Powerhouse Producing Director Ed Cheetham said, "We know it was the right decision to make but it’s still heartbreaking that we won't be able to gather as a community this season, to celebrate the work of hundreds of artists whether they be established, emerging or just starting out.”
Vassar College President Elizabeth H. Bradley added, “Powerhouse is an annual tradition for many in the Hudson Valley community, and we will dearly miss welcoming them to the Vassar campus.”
“The Powerhouse Theater Training Program will also be postponed until the summer of 2021,” noted Powerhouse Producing Director and Education Director Michael Sheehan. “After receiving so many wonderfully creative and personal applications, it’s disheartening to know that 50 eager writers, directors and actors won’t be able to develop themselves as artists this summer at Powerhouse. But after channeling their energies elsewhere this year, we sincerely hope they’ll consider applying for the program in 2021.”
Burney continued, “I am saddened thinking of the over 20 new projects and hundreds of artists that won’t experience the rich and rigorous process of the summer season in the way that we’ve all come to know and value. But I have made a commitment to all that they can be part of the summer of ’21, and I have received countless enthusiastic responses from artists who can’t wait to return to Vassar. Until then, New York Stage and Film will continue to meet the needs of storytellers and to help them overcome obstacles wherever they are in their creative journey. I have been inspired by the creativity, flexibility, and hope of our community. And I have been energized by the new ways we are learning to support the artistic process.”
“New York Stage and Film’s work is year-round and having just completed a successful Winter Season in the city, I look forward to continuing our work with virtual initiatives and once we are able, being back together in rehearsal rooms and performance spaces and inviting the public to join us in our support of artists,” concluded Burney.

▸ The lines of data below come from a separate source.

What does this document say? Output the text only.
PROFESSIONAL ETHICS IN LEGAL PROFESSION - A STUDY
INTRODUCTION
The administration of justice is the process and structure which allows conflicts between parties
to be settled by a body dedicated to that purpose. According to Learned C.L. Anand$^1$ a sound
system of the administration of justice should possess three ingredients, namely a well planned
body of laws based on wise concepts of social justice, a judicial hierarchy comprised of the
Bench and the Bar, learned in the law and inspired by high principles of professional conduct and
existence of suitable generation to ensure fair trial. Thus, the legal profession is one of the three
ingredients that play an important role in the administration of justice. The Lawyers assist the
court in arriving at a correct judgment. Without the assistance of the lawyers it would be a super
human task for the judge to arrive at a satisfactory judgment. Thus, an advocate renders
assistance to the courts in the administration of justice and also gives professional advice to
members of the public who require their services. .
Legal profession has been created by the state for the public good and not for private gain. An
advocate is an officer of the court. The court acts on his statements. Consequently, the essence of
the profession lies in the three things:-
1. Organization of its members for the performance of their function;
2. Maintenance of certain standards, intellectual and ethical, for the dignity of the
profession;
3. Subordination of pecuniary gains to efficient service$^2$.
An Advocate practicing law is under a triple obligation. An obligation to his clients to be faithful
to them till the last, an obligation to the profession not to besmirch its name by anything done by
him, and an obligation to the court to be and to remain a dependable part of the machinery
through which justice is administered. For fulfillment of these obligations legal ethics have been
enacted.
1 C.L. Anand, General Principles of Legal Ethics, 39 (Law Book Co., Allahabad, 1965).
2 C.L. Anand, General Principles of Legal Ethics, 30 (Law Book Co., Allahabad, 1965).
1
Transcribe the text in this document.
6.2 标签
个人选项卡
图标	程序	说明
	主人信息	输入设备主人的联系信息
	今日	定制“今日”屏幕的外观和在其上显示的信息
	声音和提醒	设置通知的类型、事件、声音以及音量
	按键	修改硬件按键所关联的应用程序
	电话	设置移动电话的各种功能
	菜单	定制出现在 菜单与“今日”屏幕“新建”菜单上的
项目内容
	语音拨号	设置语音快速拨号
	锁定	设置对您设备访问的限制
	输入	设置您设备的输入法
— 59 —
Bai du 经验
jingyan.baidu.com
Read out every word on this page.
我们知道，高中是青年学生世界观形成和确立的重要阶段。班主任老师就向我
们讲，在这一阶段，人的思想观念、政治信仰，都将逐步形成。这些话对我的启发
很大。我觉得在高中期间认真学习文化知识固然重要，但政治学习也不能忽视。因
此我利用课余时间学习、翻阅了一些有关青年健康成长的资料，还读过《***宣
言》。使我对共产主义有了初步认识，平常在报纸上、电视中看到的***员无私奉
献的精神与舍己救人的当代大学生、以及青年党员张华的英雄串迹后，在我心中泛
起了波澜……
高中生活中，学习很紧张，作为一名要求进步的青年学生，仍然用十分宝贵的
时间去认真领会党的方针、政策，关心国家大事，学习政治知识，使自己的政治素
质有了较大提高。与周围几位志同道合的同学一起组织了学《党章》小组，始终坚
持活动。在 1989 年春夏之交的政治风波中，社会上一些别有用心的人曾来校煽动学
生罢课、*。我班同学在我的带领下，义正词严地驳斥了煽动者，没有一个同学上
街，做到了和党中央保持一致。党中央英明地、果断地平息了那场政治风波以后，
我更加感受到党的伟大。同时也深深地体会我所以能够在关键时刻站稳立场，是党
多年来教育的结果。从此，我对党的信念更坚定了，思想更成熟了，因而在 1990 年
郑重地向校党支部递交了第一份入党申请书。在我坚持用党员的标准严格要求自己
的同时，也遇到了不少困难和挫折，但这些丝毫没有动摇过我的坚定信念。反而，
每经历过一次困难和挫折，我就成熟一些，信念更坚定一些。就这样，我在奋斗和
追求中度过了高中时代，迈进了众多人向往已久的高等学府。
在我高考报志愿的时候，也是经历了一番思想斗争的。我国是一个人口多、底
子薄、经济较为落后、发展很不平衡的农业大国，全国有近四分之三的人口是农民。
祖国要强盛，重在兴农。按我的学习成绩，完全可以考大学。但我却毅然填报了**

Variety calls New York Stage and Film “one of the preeminent incubators for theater in the country,” and The New York Times notes the Powerhouse Season is a “formidable breeding ground for new work.” Dozens of notable works trace their developmental roots to Powerhouse and NYSAF, including the Tony Award winners Hamilton, Hadestown, Side Man and The Humans; Broadway productions such as American Idiot, Head Over Heels, Junk, Bright Star and Diana; and Pulitzer winners and finalists such as Doubt, The Wolves and Taylor Mac’s A 24-Decade History of Popular Music.